IMS internship uncovers student’s love for planning, client services

Purdue student and Indianapolis Motor Speedway intern Erica Hedrick poses trackside.

As an intern at the Indianapolis Motor Speedway, Purdue student Erica Hedrick has discovered a love for behind-the-scenes planning at major events. (Purdue University photo/Greta Bell)

Behind-the-scenes experiences at the Indy 500 have inspired Erica Hedrick to consider a career in event management

Erica Hedrick signed up for the Indianapolis Motor Speedway’s event staff college program last summer hoping to land a fun seasonal job where she could work with her friends. What she didn’t expect was an experience that would cause her to rethink her future career.

Hedrick began her time last summer working on the event staff, where she checked tickets for the Pavilion and Chalets hospitality spaces. In this position, she also had an opportunity to work at the Pagoda Plaza Q&A station, where she interacted with colleagues like the famed “yellow shirt” safety patrol.

Those conversations helped her learn why they loved working at the track. Many of the yellow shirts she met brought energy and passion to their daily tasks, helping her recognize that they all shared the same goal of helping their guests have the best possible experience.

“Everything about the place really stood out to me last year, and I said, ‘I’d so come back and work there again if the opportunity was provided,’” says Hedrick, a senior from Martinsville, Indiana, majoring in selling and sales management in Purdue University’s College of Health and Human Sciences.

Sure enough, another opportunity arose at IMS, and Hedrick happily accepted the chance to learn more about the hospitality industry, a field in which she now hopes to work someday. Since January she has been a client services intern at the track. During her time, she assisted guests at April’s Total Solar Eclipse Event, presented in partnership with Purdue. She will continue to work at IMS throughout the summer — including at events like the iconic Indy 500 on May 26 and NASCAR’s Brickyard 400 in July.

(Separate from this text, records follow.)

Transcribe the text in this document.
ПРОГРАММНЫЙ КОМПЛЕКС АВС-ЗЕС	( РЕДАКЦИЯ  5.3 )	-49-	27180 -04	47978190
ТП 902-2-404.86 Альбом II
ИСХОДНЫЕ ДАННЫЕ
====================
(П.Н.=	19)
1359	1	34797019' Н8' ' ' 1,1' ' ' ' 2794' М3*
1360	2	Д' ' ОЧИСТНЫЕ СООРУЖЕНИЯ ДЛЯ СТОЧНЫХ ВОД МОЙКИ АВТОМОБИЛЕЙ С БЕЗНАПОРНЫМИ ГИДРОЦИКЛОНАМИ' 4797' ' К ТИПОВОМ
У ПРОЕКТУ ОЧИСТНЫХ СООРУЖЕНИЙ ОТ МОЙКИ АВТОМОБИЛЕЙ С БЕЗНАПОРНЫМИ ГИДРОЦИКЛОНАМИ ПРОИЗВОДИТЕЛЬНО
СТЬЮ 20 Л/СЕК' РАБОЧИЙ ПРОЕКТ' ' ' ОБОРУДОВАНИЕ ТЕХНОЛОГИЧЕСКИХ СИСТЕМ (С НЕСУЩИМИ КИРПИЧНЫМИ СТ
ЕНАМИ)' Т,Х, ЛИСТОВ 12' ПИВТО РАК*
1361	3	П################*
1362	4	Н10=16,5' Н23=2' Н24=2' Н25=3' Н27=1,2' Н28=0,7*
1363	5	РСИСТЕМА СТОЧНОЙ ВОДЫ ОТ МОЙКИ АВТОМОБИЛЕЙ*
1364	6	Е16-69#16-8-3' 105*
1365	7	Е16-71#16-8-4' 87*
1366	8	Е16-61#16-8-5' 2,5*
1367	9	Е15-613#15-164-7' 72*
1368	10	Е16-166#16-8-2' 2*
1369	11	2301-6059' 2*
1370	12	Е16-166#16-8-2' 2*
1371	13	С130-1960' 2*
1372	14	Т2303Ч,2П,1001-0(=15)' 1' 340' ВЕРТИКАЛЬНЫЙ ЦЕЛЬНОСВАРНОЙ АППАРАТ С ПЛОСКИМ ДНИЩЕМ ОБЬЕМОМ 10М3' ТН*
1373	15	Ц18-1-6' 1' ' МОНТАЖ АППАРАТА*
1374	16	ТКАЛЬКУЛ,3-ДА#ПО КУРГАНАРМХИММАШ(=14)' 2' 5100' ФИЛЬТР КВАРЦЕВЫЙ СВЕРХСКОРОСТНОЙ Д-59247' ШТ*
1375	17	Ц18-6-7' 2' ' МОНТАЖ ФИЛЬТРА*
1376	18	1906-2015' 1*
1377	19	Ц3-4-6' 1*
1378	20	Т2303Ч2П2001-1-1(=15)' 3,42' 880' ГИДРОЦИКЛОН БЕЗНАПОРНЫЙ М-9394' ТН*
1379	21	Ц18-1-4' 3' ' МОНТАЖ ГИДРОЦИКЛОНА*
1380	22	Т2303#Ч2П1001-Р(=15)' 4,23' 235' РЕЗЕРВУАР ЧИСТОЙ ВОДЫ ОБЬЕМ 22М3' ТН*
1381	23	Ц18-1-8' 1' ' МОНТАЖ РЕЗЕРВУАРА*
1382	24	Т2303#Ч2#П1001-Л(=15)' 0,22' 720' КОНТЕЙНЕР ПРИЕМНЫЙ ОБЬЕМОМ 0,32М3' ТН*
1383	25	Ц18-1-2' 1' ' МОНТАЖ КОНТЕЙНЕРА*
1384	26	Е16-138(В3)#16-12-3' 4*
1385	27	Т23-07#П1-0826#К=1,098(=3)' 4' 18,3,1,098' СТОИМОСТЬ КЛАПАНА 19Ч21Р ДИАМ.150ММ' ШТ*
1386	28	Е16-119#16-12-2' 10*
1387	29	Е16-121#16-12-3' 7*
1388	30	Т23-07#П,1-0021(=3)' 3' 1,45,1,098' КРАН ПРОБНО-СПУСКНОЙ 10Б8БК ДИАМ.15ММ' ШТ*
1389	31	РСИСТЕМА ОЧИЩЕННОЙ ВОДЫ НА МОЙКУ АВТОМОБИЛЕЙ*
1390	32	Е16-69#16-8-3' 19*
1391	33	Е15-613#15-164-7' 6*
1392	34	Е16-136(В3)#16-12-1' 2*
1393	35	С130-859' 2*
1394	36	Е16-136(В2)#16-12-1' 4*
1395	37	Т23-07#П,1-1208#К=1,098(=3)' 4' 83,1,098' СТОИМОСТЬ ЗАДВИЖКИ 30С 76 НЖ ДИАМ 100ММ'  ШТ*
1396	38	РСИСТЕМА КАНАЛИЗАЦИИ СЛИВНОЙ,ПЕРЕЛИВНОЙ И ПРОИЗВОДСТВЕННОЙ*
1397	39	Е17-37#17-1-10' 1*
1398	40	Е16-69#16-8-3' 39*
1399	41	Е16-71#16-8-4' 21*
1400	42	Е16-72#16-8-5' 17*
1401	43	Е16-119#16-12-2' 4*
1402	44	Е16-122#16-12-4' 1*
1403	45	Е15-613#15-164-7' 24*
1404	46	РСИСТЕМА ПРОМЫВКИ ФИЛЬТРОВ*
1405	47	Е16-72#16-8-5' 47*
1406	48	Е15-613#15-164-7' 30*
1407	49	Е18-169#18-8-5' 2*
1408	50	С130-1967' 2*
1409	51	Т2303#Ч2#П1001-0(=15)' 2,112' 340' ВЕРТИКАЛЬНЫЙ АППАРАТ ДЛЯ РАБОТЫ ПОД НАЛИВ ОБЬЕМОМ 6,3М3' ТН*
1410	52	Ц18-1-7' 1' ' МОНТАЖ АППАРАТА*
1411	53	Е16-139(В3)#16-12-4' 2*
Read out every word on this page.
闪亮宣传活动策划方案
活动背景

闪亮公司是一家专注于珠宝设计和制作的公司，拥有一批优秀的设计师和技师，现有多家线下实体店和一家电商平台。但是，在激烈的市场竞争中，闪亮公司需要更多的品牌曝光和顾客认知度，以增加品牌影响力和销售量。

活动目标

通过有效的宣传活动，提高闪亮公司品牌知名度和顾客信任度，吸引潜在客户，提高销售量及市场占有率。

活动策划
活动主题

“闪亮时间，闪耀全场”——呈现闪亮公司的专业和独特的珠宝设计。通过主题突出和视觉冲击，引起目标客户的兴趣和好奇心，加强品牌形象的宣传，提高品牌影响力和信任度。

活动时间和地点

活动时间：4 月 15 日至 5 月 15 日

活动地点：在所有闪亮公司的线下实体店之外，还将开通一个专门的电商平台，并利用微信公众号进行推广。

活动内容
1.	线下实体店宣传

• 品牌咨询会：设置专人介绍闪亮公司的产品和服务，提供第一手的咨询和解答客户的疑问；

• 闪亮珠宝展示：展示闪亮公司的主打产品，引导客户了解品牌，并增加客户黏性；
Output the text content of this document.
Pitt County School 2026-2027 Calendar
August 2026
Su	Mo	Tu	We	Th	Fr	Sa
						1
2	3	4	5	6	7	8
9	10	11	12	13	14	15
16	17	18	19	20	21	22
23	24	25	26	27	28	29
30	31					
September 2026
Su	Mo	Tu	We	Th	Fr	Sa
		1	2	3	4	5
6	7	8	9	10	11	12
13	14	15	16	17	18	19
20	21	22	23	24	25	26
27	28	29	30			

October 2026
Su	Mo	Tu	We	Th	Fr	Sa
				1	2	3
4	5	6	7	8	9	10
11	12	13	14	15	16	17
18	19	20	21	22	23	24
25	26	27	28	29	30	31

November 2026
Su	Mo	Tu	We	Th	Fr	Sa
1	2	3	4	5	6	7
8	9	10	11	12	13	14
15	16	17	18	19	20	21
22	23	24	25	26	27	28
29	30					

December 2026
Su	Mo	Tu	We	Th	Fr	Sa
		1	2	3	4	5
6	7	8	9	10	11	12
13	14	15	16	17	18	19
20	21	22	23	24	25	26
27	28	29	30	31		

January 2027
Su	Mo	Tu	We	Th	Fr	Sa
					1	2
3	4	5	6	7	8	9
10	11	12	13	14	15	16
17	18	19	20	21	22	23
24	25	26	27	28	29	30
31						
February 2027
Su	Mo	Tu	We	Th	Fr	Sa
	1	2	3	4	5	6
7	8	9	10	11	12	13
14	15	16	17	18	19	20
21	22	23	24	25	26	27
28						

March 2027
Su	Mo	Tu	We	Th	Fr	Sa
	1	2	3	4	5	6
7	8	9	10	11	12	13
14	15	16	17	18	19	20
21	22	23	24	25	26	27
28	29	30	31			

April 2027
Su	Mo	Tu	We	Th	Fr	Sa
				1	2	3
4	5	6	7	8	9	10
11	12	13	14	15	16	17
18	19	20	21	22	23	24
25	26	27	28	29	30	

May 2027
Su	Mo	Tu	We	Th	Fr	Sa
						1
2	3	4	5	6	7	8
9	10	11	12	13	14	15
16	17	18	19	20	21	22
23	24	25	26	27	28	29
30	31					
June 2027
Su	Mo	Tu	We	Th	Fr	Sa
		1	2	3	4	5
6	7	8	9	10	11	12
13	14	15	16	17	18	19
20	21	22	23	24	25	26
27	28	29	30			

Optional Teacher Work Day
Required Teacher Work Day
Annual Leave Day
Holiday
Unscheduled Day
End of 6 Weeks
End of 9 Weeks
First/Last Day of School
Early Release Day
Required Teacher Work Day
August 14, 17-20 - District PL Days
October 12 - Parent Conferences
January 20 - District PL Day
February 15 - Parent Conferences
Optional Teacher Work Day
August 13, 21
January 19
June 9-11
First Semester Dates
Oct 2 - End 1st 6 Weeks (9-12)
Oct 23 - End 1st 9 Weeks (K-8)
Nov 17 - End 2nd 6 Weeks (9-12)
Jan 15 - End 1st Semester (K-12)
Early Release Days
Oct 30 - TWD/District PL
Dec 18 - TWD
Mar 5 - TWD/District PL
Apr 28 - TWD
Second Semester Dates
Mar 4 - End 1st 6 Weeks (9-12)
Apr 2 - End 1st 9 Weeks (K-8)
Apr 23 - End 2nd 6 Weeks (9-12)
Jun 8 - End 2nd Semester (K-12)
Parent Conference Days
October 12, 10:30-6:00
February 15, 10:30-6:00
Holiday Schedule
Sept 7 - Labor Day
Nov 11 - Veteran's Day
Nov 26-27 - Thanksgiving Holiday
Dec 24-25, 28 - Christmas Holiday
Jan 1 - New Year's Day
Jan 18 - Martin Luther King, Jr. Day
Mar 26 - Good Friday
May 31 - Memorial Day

“I get a little more behind the scenes of everything,” Hedrick says during a conversation in early April. “I work a lot with our premium guests. We just finished creating our boxes for guests who will be in our suites or hospitality rooms, and I’ve been putting together their tickets, parking passes and credentials. Since we’ve already handed out most of them for May, I’ve also been going into suite spaces and checking to make sure everything’s ready and clean and everything that needs to be there is there.

“Then, I’ll just be in suite spaces, talking to our guests, making sure that everything’s taken care of — drinks, food, credentials — that they have everything that they need and they’re all well taken care of.”

Hedrick actually got her first taste of event planning and logistical work at Purdue while assisting in event operations with the annual Purdue University Dance Marathon, the largest philanthropic student organization on campus. Assisting at the marathon helped her better understand how large events should be run, but nothing could fully prepare her for the massive scale of race day at IMS, when hundreds of thousands of spectators are at the track.

She describes the experience as somewhat “overwhelming,” but credits her bosses for having plans in place that helped workers tackle whatever issues arose as easily as possible.

“They gave us really good rules and layouts and the time frames of everything,” she says. “So it made it really easy to do the job, and I loved it. I think they did a great job of explaining everything and it was never super, super overwhelming. They gave us a lot of good resources if we ever did have problems.”

She still had a lot to learn, however — for instance, the identity of one of the most famous drivers in motor sports history.

Hedrick has interacted with a handful of current drivers at IMS events, as well as with the recently retired Tony Kanaan, winner of the 2013 Indy 500. But it wasn’t until moments after a conversation with an older gentleman outside the track’s “Legends Day” autograph tent that she learned who Mario Andretti is.

“He just stopped and started talking to me and my friend in casual conversation because we were working. So I was like, ‘Oh, he’s just a part of the team. He was just in there helping one of the legends to make sure they made it to their spot,’” Hedrick recalls with a laugh. “And then he starts walking to this golf cart and people are running up to him asking for his signature. They were saying, ‘Mario, Mario,’ and I was like, ‘Who is Mario?’ And then I went home and told my parents, and they were like, ‘He’s kind of a big deal.’”

Thankfully, knowledge of IndyCar history is not a prerequisite for a successful event services internship. Caring that guests have a pleasant experience is a much more important attribute, and Hedrick feels she has discovered a true calling in that area.

Everything about the place really stood out to me last year, and I said, ‘I’d so come back and work there again if the opportunity was provided.’

Erica Hedrick, senior in selling and sales management

She anticipates an extremely busy month of May while running errands and attending to suite guests’ needs in Gasoline Alley, Hulman Terrace Club and Tower Terrace Suites, but she can’t wait for that exhausting-yet-thrilling work to arrive.

“I’ve really loved getting to know how event operations works and the behind the scenes and planning of it,” Hedrick says. “It’s really valuable to be able to help with one of the largest sporting events in the world and understand the steps it takes to make sure that everyone has what they need to be prepared and know where they’re going on the day of the race.

“I think that’s what I’m taking from it and hope to apply in the future.”